Un agent contractuel irrégulièrement nommé sur un emploi fonctionnel ne peut être licencié pour perte de confiance.

Dans un arrêt du 22 février 2018, Commune de Kourou (req. n° 17BX02310) , la Cour administrative d’appel de Bordeaux a précisé qu’un agent contractuel nommé irrégulièrement sur un emploi fonctionnel ne peut être licencié pour perte de confiance.

En l’espèce, M. B… a été recruté par la commune de Kourou le 2 juin 2014, pour une durée de six mois, afin d’exercer l’intérim des fonctions de directeur général des services. Par un contrat conclu le 23 septembre 2014, la commune lui a confié les fonctions de directeur général des services pour une durée de trois ans à compter du 1er octobre 2014. Toutefois, par une décision du 13 avril 2016, le maire de Kourou a prononcé son licenciement pour perte de confiance à compter du 1er mai 2016.

Saisi par M. B…, le tribunal administratif de la Guyane annulé la décision de licenciement dont celui-ci a fait l’objet. La commune a alors interjeté appel, mais en vain puisque la Cour administrative d’appel de Bordeaux a confirmé le jugement.

La question qui se posait était de savoir si M. B… pouvait être licencié pour perte de confiance ou non. Dans la mesure où un agent contractuel ne peut pas l’être pour un tel motif (CE, 6 avril 2001, Lavenu, req. n°207685 ; art. 39 et suivants du décret du 15 février 1988) sauf lorsqu’il est nommé sur un emploi fonctionnel (CE, 26 février 2007, Commune de Menton, req. n° 295886), la Cour devait déterminer si M. B… occupait ou non un emploi fonctionnel et, si oui, s’il avait pu être régulièrement nommé sur un tel emploi.

Or, constatant d’une part, que l’emploi de directeur général des services d’une commune de plus de 2 000 habitants est un emploi fonctionnel et, d’autre part, que les dispositions de l’article 47 de la loi du 26 janvier 1984 ne permettent le recrutement direct d’un contractuel sur un emploi fonctionnel que dans les communes de plus de 80 000, alors que la commune de Kourou ne compte que 26 000 habitants, la Cour en a déduit que M. B…, qui n’était pas un agent titulaire, ne pouvait être recruté sur un tel emploi sur le fondement de l’article 47.

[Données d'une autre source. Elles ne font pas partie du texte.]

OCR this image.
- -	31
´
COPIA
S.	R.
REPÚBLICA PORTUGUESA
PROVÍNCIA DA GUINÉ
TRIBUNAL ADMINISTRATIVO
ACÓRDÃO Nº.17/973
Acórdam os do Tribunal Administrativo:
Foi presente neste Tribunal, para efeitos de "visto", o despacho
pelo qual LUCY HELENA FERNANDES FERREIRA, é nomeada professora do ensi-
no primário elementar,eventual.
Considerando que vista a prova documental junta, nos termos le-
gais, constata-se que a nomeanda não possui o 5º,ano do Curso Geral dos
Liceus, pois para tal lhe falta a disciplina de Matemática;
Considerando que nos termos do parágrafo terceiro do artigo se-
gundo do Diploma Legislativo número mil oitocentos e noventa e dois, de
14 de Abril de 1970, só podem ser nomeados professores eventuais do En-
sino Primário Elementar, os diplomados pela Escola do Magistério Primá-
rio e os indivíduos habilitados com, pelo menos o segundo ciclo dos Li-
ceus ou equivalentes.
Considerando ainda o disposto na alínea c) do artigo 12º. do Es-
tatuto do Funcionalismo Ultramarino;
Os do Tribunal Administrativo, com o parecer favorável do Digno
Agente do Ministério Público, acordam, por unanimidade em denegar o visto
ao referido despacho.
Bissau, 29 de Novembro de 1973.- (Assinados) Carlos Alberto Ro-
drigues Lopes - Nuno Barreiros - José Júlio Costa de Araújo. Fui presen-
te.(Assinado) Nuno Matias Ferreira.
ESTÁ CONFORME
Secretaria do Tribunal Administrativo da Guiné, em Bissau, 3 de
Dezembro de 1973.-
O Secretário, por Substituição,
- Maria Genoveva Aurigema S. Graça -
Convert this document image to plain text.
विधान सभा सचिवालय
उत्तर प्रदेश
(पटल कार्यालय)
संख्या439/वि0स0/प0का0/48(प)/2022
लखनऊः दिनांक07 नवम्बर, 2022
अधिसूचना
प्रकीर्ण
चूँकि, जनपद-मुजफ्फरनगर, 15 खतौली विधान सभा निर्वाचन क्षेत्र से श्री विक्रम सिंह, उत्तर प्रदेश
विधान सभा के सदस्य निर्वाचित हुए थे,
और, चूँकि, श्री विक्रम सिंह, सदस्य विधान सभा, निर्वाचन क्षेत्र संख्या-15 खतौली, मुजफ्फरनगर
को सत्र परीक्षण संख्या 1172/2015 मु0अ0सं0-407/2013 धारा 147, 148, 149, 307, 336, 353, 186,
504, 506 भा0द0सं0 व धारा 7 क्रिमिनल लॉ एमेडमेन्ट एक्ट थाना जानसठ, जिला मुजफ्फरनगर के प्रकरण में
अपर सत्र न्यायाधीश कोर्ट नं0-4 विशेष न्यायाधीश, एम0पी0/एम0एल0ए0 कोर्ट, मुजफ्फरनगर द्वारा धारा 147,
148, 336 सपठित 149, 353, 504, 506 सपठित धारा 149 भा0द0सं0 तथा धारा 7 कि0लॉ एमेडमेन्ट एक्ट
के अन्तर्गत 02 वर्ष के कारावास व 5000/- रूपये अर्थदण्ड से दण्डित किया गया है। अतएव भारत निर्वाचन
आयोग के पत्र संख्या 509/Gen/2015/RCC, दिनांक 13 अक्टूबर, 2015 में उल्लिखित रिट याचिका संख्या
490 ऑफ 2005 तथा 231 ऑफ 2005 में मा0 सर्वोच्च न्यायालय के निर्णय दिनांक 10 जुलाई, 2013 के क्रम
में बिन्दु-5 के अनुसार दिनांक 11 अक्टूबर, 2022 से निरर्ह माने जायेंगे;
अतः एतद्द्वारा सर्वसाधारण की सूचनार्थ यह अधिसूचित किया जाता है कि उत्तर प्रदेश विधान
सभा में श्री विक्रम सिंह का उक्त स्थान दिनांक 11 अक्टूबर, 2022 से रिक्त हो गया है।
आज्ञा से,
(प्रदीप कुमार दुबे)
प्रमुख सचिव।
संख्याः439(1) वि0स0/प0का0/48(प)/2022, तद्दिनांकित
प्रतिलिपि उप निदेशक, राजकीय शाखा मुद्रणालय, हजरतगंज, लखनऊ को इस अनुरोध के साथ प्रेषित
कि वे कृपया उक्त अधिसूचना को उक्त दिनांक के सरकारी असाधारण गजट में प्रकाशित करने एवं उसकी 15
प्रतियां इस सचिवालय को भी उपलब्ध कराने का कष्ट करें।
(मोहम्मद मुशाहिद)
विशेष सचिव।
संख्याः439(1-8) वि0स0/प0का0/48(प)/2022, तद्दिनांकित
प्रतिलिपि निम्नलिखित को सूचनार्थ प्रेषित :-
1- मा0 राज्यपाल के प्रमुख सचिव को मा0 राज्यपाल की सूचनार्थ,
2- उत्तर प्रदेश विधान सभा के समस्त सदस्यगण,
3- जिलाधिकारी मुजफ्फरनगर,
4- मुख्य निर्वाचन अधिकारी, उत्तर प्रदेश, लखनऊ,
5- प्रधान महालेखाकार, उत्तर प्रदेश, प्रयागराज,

Par conséquent, la Cour a estimé qu’il n’y avait pas lieu d’appliquer les règles spécifiques aux emplois fonctionnels, mais celles du décret du 15 février 1988 relatives aux agents contractuels de la fonction publique territoriale.

Plus précisément, elle a considéré que : « si le contrat de recrutement d’un agent de droit public crée des droits au profit de ce dernier, les clauses de son contrat qui s’avèrent contraires aux dispositions législatives ou réglementaires en vigueur ne peuvent légalement lui être opposées. Ainsi qu’il a été dit au point précédent, M. B…ne pouvait être affecté, en tant qu’agent contractuel, sur l’emploi de directeur général des services de la commune de Kourou. Par suite, cette nomination, prononcée en méconnaissance des dispositions précitées, n’a pas eu pour effet d’exclure M. B… du champ des dispositions du décret du 15 février 1988 applicables aux agents non titulaires de la fonction publique territoriale. Ainsi, seuls les motifs de licenciement prévus par les articles 39 et suivants de ce décret pouvaient lui être opposés. Dès lors, c’est à bon droit que les premiers juges ont estimé que le motif tiré de la perte de confiance, qui ne peut être opposé qu’aux titulaires des emplois fonctionnels, ne pouvait légalement justifier le licenciement de M. B…. ».